Thursday, October 29, 2015

Horror Thoughts ‘15—Manhunter (1986) ****

R, 124 min. (director's cut)
Director: Michael Mann
Writers: Michael Mann, Thomas Harris (novel “Red Dragon”)
Starring: William Petersen, Denis Farina, Tom Noonan, Kim Griest, Joan Allen, Brian Cox, Stephen Lang, David Seaman, Benjamin Hendrickson

So, the best show to get canceled from television this year was “Hannibal”, which remarkably made it through three very dark and twisted seasons. Of all things Hannibal Lecter related, it is by far my favorite. But, Lecter has certainly made an impression before. In celebration of those three wonderful seasons, I decided to watch all five of the Hannibal franchise films for Horrorfest.

The police procedural aspect of most of these films generally places them outside of the horror genre in my mind, yet Hannibal Lecter is one of the greatest movie monsters ever created. So I wanted to look at them from a horror mindset. Certainly the television show is rooted solidly in horror, yet its creator, Bryan Fuller, intended to keep references to the novel storylines throughout the series. So, how much of that horror do the movie versions of these stories contain?

“Manhunter”, the first adaptation of Thomas Harris’s novel “Red Dragon” and first movie appearance of Hannibal Lector, retains the least amount of horror movie aspects of the bunch. Directed by Michael Mann in full 80’s gear, it retains the crisp “Miami Vice” feel to his imagery. Note that in this vision, the Baltimore State Hospital for the Criminally Insane is depicted with entirely white walls and features. No colors of any kind. This is, of course, how Mann envisions the clinical, completely sanitized. It is 180 degrees removed from the grimy, dungeon-like depictions of the institution in “The Silence of the Lambs” and the later adaptation of the same story.

There are aspects of Mann’s vision, however, that do embrace the horror aspects of Hannibal’s world. Perhaps the most effective is the electronic score by Michel Rubini and The Reds. Rubini only composed “Graham’s Theme” for the movie, with the rest of the score coming from the duo known as The Reds. “Graham’s Theme” is really the tone setter for the film, however, and firmly roots the score amongst solid electronic horror scores. Rubini’s previous score had been for Tony Scott’s vampire film “The Hunger”, and he would go on to score for 80’s television horror anthologies “The Hitcher” and “Tales from the Crypt”.
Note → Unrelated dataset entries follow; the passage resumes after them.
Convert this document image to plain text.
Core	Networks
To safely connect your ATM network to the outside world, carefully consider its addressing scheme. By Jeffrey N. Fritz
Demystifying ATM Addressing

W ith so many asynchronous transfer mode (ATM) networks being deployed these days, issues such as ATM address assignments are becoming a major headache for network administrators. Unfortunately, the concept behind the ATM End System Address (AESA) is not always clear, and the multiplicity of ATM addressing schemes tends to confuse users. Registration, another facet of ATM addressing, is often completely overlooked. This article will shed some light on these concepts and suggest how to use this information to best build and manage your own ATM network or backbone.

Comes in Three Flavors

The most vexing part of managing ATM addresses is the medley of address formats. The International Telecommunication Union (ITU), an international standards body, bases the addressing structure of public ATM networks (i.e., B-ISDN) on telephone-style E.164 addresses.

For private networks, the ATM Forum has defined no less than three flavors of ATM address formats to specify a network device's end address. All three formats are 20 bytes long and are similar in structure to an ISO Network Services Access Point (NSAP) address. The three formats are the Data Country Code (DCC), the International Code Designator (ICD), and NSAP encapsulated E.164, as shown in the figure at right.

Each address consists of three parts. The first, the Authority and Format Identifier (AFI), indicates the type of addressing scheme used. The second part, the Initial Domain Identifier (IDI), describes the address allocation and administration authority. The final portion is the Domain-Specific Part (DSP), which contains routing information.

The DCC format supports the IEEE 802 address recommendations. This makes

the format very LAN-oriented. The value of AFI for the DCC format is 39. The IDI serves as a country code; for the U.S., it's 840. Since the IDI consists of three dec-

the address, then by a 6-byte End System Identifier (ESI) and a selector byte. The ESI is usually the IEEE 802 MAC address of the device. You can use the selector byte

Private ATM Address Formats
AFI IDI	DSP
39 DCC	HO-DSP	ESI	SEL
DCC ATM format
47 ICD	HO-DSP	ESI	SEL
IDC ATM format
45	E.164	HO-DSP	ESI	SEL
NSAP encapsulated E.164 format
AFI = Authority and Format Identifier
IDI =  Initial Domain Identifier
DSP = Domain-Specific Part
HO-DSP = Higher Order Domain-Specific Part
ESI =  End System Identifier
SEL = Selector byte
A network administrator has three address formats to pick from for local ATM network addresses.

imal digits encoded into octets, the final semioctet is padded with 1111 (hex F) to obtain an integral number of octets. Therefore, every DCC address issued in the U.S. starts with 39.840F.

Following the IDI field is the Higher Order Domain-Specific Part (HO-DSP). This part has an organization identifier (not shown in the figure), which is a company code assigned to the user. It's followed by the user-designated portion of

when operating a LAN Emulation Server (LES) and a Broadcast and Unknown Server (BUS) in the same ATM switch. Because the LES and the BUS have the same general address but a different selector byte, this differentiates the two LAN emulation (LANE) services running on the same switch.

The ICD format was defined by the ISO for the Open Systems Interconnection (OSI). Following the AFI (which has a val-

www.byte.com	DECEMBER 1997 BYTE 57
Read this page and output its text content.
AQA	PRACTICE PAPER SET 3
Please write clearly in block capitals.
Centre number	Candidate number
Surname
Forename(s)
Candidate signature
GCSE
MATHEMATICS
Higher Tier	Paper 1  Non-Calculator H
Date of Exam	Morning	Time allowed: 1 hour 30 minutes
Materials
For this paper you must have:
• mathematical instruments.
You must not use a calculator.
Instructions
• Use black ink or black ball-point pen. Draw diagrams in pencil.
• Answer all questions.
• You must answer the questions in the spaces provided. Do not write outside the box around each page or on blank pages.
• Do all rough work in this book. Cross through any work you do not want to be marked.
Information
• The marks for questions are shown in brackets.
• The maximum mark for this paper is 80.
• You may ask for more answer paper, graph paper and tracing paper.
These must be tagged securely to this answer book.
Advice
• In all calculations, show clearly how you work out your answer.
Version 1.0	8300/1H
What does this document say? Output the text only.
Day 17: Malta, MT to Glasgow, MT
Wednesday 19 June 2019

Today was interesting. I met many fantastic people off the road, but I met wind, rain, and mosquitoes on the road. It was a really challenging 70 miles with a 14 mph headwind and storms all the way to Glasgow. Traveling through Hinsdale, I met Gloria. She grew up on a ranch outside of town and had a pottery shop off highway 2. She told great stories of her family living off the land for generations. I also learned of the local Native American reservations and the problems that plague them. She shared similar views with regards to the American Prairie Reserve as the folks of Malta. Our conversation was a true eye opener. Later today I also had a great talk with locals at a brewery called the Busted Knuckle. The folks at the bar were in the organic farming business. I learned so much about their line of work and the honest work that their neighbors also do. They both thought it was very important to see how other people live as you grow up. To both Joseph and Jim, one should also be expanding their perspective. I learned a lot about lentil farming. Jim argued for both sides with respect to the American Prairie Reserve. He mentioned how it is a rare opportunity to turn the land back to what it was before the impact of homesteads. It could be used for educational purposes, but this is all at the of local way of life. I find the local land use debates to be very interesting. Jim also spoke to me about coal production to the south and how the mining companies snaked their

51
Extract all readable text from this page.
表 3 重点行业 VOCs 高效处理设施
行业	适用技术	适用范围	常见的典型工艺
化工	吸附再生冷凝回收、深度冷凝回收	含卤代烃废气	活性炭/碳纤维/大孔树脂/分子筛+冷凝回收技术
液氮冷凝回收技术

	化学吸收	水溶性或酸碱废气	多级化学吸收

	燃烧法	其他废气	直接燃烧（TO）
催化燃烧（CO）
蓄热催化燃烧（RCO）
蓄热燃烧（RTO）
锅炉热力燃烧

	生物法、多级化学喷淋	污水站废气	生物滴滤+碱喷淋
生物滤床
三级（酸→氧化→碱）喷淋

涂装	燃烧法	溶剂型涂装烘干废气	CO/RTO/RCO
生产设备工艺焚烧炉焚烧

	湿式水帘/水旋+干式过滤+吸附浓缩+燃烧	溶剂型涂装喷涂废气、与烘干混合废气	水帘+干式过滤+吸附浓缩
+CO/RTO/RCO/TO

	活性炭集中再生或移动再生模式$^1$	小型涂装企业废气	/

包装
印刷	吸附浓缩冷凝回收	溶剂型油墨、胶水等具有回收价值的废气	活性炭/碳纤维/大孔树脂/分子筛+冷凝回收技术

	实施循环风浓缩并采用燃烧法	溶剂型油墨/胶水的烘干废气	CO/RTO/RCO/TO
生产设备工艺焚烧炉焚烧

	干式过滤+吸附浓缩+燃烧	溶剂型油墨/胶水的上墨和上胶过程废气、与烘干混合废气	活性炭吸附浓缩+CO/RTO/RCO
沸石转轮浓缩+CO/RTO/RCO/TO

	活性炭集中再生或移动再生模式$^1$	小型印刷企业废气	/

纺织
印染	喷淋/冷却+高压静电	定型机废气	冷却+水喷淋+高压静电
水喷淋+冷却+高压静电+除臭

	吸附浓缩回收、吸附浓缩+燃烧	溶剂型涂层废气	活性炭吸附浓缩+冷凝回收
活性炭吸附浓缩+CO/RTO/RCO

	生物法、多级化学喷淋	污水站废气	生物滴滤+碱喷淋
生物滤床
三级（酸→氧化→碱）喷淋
What Rubini latches onto with his theme is also what links “Manhunter” to the “Hannibal” television series in a stronger way than any of the other films. That is Graham’s ability to completely loose himself to the mindset of the killer he is hunting. This is the most horrific aspect of Graham’s character, and the reason he is inexorably linked to the monster Hannibal Lector as the man who captured Lector. William Petersen does a fine job playing this aspect of the Will Graham character. He is so isolated in this film, and Mann’s cold approach to the material helps extenuate this aspect of his character, that it is easy to believe he might one day snap just to feel the exhilaration felt by the men he hunts.

Mann’s original ending cut from the theatrical release, in which Graham fairly sinisterly shows up at the killer’s next planned victims just to see them in person, suggests the dangerous nature of getting into a killer’s head in a more direct way than any of the other films do. I’ve only seen the Director’s Cut of the film since its DVD release in 2000 because my theatrical cut of the film won’t play, so this has become the definitive depiction of Graham for me. He’s never quite sure whether he’ll step over the edge one day.

Of course, the two killers in this film are its most direct links to the roots of horror. Lector is portrayed here, not by Anthony Hopkins, but by another British actor, Brian Cox. Cox’s casting was mostly due to his performance as real life serial killer Peter Manuel. Cox’s performance is more clipped and matter of fact than Hopkins’ more famous take on the character, but the heart of the character is the same.

Francis Dollarhyde, on the other hand, is another beast all together. Played by the always-unsettling Tom Noonan, Dollarhyde is an albino daemon, almost a force rather than a person. But the great thing about this particular serial killer story is that it gives the audience a chance to hope for the human to reemerge. The choice of a blind woman for the conduit to his humanity is important, as a key to his character’s light and his dark. Once he perceives things to go sour, her vulnerability makes his actions that much harder to watch. And, in the long standing horror tradition of turning treasured rock music into something dark and sinister, Iron Butterfly’s “In-A-Godda-Da-Vida” will forever be an anthem for killing thanks to this movie.